As duas rés são mães de alunos que estudavam na escola e, em 29 de março de 1994, acusaram os donos do local, professores e pais de um aluno de abusar sexualmente de seus filhos. O episódio ganhou as manchetes dos jornais e ficou conhecido como ‘Caso Escola Base’. A escola foi depredada e fechada.

Em dez dias, o delegado que apurava o caso prendeu os pais de um aluno e indiciou as duas donas da escola -- entre elas Paula Alvarenga -- e seus maridos. Diante da fragilidade das provas, a Justiça mandou outro delegado assumir o inquérito. As novas investigações provaram que o caso não passou de uma série de erros das mães, do delegado e da imprensa.

Depois de absolvidos, os acusados -- com exceção de Paula Alvarenga -- ingressaram com ação de indenização contra o estado de São Paulo. Em primeira instância, a Justiça fixou a indenização em R$ 20 mil. O Tribunal de Justiça de São Paulo reformulou a indenização para R$ 100 mil e o limite de R$ de 10 mil para ressarcimento por parte do delegado. O STJ aumentou o valor para R$ 250 mil.

Em 14 de dezembro de 1999, o então governador Mario Covas editou o Decreto nº 44.536, que autorizou o pagamento de indenização das vítimas da Escola Base.
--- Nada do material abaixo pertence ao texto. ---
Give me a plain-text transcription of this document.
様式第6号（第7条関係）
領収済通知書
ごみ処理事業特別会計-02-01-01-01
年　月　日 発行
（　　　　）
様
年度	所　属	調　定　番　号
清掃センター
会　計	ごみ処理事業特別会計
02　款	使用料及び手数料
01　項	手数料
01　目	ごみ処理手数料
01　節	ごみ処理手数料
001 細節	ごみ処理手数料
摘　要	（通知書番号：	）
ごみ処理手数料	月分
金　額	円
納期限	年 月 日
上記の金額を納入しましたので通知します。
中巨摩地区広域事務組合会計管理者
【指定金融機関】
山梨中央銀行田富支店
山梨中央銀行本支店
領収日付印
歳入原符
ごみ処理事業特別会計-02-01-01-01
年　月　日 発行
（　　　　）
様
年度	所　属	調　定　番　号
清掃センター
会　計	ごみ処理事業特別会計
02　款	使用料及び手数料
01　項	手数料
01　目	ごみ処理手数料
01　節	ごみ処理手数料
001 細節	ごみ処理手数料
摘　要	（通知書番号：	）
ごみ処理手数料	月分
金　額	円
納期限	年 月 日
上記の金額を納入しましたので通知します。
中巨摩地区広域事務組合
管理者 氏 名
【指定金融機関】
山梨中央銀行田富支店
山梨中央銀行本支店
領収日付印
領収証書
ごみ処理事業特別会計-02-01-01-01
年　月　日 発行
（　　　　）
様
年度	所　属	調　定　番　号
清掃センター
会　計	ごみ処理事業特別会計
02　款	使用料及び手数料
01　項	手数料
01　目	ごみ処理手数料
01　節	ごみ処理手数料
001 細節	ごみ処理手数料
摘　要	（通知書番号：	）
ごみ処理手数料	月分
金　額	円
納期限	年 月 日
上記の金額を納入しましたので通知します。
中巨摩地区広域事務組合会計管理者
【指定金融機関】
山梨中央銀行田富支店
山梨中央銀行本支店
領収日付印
A Procuradoria-Geral do Estado fixou o valor por danos morais em 300 salários mínimos e os danos materiais seriam apurados depois.

Paula Alvarenga perdeu o prazo para mover a ação contra o estado. As acusações contra a professora foram feitas em 1994 e ela somente apresentou o pedido administrativo em dezembro de 1999, cinco anos e nove meses depois dos fatos. A legislação prevê que os pedidos de indenização contra o estado têm de ser feitos em até cinco anos. Ou seja, ocorreu a prescrição (perda do direito de ação).

Ela entrou, em agosto de 2001, com ação de indenização por danos morais contra as duas mães. O pedido é embasado em inquérito policial aberto no 6º Distrito Policial (Cambuci) para apuração de eventual crime de denunciação caluniosa. A audiência desta terça-feira será presidida pelo juiz Roberto Murillo Pereira Cimino.

Culpa é jogada em cima de delegado

Os advogados das mães isentam suas clientes do escândalo e apontam o estado como principal responsável -- na pessoa do delegado -- por ter divulgado antecipadamente e com segurança a materialidade de um delito sem ter concretamente efetivado a apuração.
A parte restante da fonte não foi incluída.